On appeal, the City argued that the transactions are taxable for several reasons. The Court of Appeals agreed, holding that the transactions constitute a grant of a license to use tangible personal property and therefore are taxable under CRS § 20-4-1 of the City’s Sales and Use Tax Code (Code). The film-viewing equipment falls under the Code’s definition of "tangible personal property," and the viewing falls under the Code’s definition of "use." Further, customers effectively acquire a license to exercise a degree of control over the equipment to customize their viewing experience. Accordingly, the judgment was reversed and the case was remanded to the district court with directions to grant the City’s cross-motion for summary judgment.

No. 09CA1869. United Fire Group v. Powers Electric, Inc.
Summary Judgment—Statute of Limitations—Construction Defect Action Reform Act.

Plaintiff United Fire Group (insurer) appealed the trial court’s summary judgment in favor of defendants Powers Electric, Inc. and Gary J. Powers (collectively, electrician). The judgment was affirmed.

On March 6, 2006, a fire damaged property owned by Metamorphosis Salon (salon). Neither the salon nor its insurer knew what caused the fire. Three weeks later, a fire investigator gave the insurer a report stating that the cause was faulty wiring in an electrical exit sign. The electrician had installed the sign.

Insurer made a series of payments to the salon to compensate for its losses. On March 11, 2008, insurer filed a subrogation claim against the electrician, alleging negligent installation of the exit sign that caused the fire. The electrician moved for summary judgment, alleging that the case was barred by the statute of limitations and that the time began to run on the date of the fire.
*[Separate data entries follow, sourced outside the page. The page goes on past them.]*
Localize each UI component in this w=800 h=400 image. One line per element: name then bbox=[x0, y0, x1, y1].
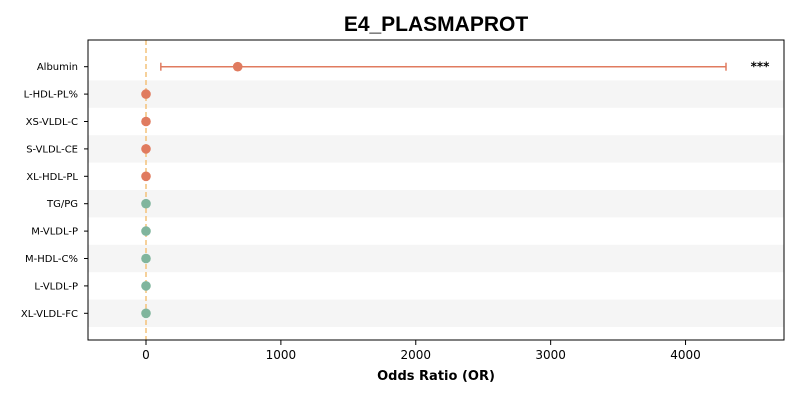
x-tick-label: 4000 bbox=[670, 348, 701, 362]
or-point bbox=[232, 61, 243, 72]
row-bands bbox=[88, 80, 784, 327]
or-point bbox=[141, 308, 151, 319]
row-band bbox=[88, 244, 784, 273]
or-point bbox=[141, 171, 151, 182]
significance-label: *** bbox=[751, 60, 771, 74]
plot-frame bbox=[87, 39, 785, 341]
or-point bbox=[141, 116, 151, 127]
y-tick-label: L-VLDL-P bbox=[34, 281, 78, 292]
y-axis-labels: Albumin L-HDL-PL% XS-VLDL-C S-VLDL-CE XL-HDL… bbox=[21, 62, 88, 320]
y-tick-label: M-VLDL-P bbox=[31, 227, 78, 238]
or-point bbox=[141, 253, 151, 264]
or-point bbox=[141, 198, 151, 209]
x-tick-label: 3000 bbox=[535, 348, 566, 362]
y-tick-label: XL-HDL-PL bbox=[26, 172, 78, 183]
y-tick-label: XL-VLDL-FC bbox=[21, 309, 78, 320]
x-tick-label: 0 bbox=[142, 348, 150, 362]
x-axis: 0 1000 2000 3000 4000 bbox=[142, 340, 701, 362]
chart-title: E4_PLASMAPROT bbox=[344, 13, 529, 36]
row-band bbox=[88, 299, 784, 327]
y-tick-label: S-VLDL-CE bbox=[26, 144, 78, 155]
data-marks: *** bbox=[141, 60, 771, 319]
y-tick-label: XS-VLDL-C bbox=[26, 117, 78, 128]
row-band bbox=[88, 190, 784, 218]
or-point bbox=[141, 281, 151, 291]
x-tick-label: 2000 bbox=[400, 348, 431, 362]
y-tick-label: M-HDL-C% bbox=[25, 254, 78, 265]
y-tick-label: TG/PG bbox=[46, 199, 78, 210]
or-point bbox=[141, 144, 151, 154]
row-band bbox=[88, 80, 784, 108]
row-band bbox=[88, 135, 784, 163]
or-point bbox=[141, 89, 151, 99]
x-tick-label: 1000 bbox=[266, 348, 297, 362]
y-tick-label: Albumin bbox=[37, 62, 78, 73]
y-tick-label: L-HDL-PL% bbox=[24, 90, 78, 101]
x-axis-label: Odds Ratio (OR) bbox=[377, 369, 495, 384]
or-point bbox=[141, 226, 151, 236]
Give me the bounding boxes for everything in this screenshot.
Insurer replied that the statute began to run either on the date insurer received the investigator’s report or the date the salon cashed the insurance payments. The trial court granted the electrician’s motion for summary judgment. Insurer appealed.

This is a construction defect case brought under the Construction Defect Action Reform Act. The parties agreed such cases are governed by a two-year statute of limitations. They also agreed that the two-year period begins to run when a claimant "discovers or in the exercise of reasonable diligence should have discovered the physical manifestations of a defect in the improvement which ultimately causes the injury." They also agreed that the improvement in this case was the electrician’s installation of the exit sign.
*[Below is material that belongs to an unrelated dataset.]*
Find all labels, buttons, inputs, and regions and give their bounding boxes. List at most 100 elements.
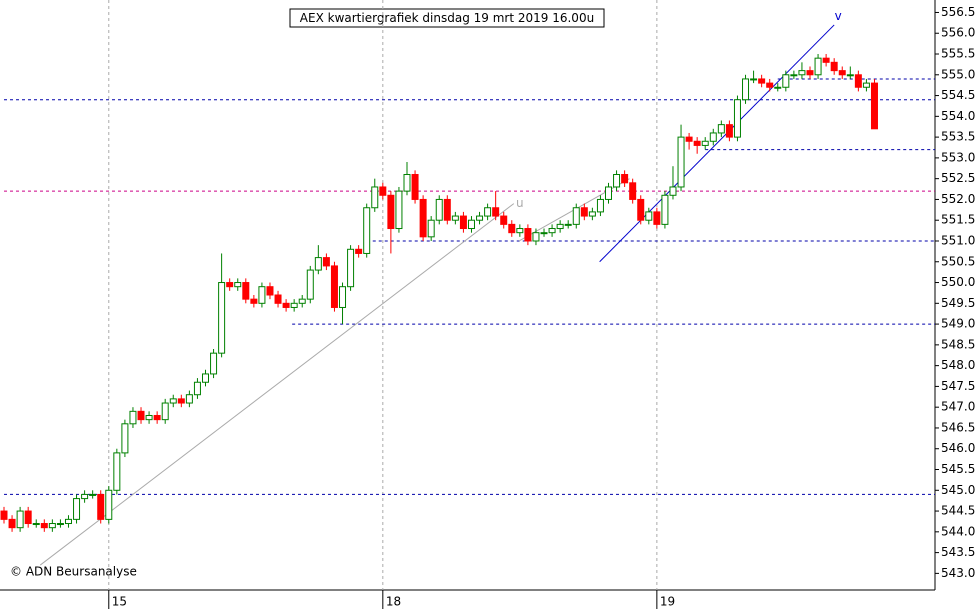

Insurer argued it could not determine the cause of the fire until the investigator provided his report and, therefore, could not have discovered in the exercise of reasonable diligence the physical manifestation of the defect in the exit sign installation. The electrician countered that the fire was the physical manifestation of the defect; thus, insurer could have discovered in the exercise of reasonable diligence that there had been a fire on the day it occurred. The Court of Appeals agreed with the electrician and affirmed the summary judgment.

The Court also rejected the insurer’s argument that, as a subrogee, it did not suffer any injury until the salon cashed the insurance payments. The Court held that case law is clear that the insurer stands in the shoes of its insured and has no greater rights than the insured.